Kroiss is now a college graduate, who proudly lives the dual identity of being a journalist and a musician — while leaving room for whoever else she wants to be. 

Last month, I watched Kroiss perform at WOW Hall for her 6th time. She was dressed in a lovely green floor-length gown with her golden hair pulled up. There was something visually endearing about watching someone who looked like a princess get a crowd to mosh.
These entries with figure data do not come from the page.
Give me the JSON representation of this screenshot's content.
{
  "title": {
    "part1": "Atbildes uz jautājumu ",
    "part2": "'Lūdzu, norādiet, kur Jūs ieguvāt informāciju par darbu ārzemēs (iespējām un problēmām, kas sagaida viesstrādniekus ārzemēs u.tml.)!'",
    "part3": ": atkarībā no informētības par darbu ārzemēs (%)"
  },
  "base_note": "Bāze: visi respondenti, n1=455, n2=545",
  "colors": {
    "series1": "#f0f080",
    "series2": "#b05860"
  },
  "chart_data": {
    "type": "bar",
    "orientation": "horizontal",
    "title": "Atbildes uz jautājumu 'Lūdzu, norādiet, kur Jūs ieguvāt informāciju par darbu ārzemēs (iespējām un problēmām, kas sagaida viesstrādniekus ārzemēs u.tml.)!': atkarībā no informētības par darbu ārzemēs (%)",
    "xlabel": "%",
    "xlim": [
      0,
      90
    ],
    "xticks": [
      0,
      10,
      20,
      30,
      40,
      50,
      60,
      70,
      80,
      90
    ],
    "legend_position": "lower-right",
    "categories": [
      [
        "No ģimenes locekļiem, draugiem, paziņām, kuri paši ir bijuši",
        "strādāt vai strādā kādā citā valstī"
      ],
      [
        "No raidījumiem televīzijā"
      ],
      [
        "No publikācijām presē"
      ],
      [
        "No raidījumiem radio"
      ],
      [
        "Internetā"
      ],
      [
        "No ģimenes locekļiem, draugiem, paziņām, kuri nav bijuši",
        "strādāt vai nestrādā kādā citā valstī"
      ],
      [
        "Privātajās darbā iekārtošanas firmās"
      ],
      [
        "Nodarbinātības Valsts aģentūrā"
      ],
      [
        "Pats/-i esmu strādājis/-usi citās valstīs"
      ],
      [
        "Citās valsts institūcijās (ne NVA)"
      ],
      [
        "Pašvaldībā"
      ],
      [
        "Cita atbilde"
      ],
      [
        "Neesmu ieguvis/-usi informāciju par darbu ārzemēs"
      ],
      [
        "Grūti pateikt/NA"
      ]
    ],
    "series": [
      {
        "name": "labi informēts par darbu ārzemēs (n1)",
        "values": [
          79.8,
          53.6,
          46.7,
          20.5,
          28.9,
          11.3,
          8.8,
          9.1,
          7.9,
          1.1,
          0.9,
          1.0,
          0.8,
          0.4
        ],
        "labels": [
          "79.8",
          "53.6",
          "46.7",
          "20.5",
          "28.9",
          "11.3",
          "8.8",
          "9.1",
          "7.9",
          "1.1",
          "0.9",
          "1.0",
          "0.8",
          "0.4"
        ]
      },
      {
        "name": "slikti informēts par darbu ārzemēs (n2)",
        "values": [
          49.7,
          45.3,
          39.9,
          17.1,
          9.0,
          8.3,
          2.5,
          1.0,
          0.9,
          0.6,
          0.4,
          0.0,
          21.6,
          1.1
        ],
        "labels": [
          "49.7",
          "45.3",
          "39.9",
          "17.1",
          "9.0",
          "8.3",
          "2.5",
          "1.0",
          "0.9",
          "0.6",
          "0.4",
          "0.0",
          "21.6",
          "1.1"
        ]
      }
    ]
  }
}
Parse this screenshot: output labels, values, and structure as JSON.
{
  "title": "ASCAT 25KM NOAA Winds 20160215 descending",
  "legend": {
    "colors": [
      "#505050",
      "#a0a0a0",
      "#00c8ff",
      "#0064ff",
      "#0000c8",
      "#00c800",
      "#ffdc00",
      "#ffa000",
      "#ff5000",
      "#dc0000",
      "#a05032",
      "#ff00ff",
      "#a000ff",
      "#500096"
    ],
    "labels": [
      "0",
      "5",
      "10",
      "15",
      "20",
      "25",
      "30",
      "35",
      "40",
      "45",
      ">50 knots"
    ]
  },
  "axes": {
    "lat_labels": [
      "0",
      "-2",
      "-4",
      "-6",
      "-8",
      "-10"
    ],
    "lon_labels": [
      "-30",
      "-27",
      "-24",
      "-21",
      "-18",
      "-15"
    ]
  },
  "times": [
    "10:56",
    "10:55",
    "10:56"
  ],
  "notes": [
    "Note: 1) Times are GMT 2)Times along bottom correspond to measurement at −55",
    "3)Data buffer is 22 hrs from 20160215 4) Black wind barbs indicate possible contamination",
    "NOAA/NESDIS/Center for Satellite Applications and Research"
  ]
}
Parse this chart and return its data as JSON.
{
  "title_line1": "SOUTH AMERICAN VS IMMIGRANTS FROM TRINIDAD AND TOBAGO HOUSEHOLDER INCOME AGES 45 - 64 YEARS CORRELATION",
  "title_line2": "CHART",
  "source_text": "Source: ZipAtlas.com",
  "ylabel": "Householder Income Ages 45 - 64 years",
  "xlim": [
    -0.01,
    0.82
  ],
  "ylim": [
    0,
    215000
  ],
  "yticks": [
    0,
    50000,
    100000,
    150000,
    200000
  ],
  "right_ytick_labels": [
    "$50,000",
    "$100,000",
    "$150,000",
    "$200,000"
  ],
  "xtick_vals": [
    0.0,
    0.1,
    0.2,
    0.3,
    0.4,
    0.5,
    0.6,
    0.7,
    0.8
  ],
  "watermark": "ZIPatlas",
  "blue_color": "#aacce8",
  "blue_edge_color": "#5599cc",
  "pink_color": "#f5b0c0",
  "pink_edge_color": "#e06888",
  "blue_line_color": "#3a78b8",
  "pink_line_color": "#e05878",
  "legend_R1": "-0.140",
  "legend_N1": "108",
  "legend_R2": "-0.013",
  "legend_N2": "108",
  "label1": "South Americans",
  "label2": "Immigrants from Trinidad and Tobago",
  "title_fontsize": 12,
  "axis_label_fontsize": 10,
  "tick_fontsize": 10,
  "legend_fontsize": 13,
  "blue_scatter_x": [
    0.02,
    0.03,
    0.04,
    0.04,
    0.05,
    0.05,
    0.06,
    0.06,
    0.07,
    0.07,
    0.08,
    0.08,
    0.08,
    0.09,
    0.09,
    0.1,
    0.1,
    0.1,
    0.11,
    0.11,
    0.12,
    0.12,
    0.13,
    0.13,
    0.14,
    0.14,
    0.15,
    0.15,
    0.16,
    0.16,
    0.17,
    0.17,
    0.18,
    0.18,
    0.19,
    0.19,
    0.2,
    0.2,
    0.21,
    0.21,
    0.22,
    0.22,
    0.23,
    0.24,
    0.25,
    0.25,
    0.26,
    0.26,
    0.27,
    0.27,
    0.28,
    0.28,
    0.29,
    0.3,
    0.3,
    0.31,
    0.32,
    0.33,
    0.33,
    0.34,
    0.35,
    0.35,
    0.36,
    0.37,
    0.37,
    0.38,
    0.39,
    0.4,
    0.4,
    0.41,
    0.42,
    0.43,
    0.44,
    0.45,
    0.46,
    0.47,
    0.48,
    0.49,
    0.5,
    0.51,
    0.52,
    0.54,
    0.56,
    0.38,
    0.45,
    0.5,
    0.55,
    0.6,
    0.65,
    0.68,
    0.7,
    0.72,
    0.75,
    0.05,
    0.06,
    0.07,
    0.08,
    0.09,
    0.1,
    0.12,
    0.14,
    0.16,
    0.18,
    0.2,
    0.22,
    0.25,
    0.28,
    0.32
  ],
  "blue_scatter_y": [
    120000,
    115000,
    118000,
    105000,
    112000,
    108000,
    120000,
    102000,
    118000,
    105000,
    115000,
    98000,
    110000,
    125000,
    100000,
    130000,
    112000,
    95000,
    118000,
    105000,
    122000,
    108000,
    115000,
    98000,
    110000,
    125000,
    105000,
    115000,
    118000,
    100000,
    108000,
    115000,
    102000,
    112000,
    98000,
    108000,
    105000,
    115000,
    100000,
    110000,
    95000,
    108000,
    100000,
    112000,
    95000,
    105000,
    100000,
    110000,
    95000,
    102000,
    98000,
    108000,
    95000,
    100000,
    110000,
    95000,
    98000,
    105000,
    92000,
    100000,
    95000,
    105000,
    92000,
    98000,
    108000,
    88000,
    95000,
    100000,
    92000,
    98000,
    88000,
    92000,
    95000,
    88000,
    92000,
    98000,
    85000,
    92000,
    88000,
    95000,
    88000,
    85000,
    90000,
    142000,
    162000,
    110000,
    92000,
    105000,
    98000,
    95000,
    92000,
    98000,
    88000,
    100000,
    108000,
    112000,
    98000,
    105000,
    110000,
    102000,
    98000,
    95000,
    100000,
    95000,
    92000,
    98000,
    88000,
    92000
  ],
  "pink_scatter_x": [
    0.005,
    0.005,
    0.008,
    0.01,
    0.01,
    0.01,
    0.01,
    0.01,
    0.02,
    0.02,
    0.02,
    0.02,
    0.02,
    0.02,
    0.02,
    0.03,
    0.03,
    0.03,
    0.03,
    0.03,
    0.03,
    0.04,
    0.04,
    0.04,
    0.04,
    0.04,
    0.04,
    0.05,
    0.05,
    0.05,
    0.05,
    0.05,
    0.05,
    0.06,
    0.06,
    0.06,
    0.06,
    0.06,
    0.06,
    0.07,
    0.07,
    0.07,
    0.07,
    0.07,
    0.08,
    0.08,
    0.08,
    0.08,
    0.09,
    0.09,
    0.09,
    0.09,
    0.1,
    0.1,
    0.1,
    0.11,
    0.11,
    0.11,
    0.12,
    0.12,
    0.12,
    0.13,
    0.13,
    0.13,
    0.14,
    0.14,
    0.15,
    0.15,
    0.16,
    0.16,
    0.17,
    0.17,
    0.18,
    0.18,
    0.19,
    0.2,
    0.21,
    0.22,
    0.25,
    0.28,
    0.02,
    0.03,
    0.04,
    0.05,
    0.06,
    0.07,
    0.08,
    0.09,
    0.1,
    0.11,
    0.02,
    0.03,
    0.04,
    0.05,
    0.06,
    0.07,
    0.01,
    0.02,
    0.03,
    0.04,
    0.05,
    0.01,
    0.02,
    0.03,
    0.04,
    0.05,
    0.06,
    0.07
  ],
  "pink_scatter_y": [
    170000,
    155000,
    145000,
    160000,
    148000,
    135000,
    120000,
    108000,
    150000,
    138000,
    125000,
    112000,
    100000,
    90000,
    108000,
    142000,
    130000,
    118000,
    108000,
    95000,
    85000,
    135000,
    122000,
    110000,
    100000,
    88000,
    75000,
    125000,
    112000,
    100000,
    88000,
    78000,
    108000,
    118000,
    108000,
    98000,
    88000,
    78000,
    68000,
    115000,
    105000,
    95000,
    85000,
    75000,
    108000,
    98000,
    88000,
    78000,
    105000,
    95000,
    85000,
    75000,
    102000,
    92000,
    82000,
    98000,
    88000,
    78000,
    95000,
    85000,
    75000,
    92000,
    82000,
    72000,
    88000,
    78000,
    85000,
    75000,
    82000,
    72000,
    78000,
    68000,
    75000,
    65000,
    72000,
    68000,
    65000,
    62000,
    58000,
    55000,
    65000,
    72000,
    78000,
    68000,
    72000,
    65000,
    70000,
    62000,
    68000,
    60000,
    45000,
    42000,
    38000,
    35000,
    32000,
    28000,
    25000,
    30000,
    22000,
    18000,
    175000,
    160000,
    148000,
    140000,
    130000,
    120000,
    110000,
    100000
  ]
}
Kroiss told me that one of her turning points in music was when she wrote the solo for the Mothra song “Debasing,” because it reopened her creative floodgates. When Kroiss played it that night, it was electrifying. Even though she’s played the song probably hundreds of times, she plays it like it’s the first time she’s bringing it into the world.

In another music-life parallel, the next morning, she moved to Wilsonville, Oregon having taken her first job as a full-time reporter. She is also moving on to the next chapter of Mothra, going on tour and putting the final touches on their latest album.

I asked Kroiss how she was feeling about these two major transitions happening simultaneously. “All of the feelings. I’m nervous, I’m excited,” she said. “I feel like I’m starting to become an adult now, which has all kinds of terror..but also I’m excited to get my career going and I also have my band and my boyfriend. Things are going really well.” 

After the show, Kroiss said she knew she messed up some, but it didn’t matter. As a guitar player, Kroiss said that perfection is not her goal. “It’s my personal, non-scientific belief that professional musicians don’t always play perfectly. They just know how to hide their mistakes,” she said. Kroiss’ priority is simple: she wants to “give people the feels.” Through the relationships she makes, the music she creates, and the stories she tells — that’s exactly what she does.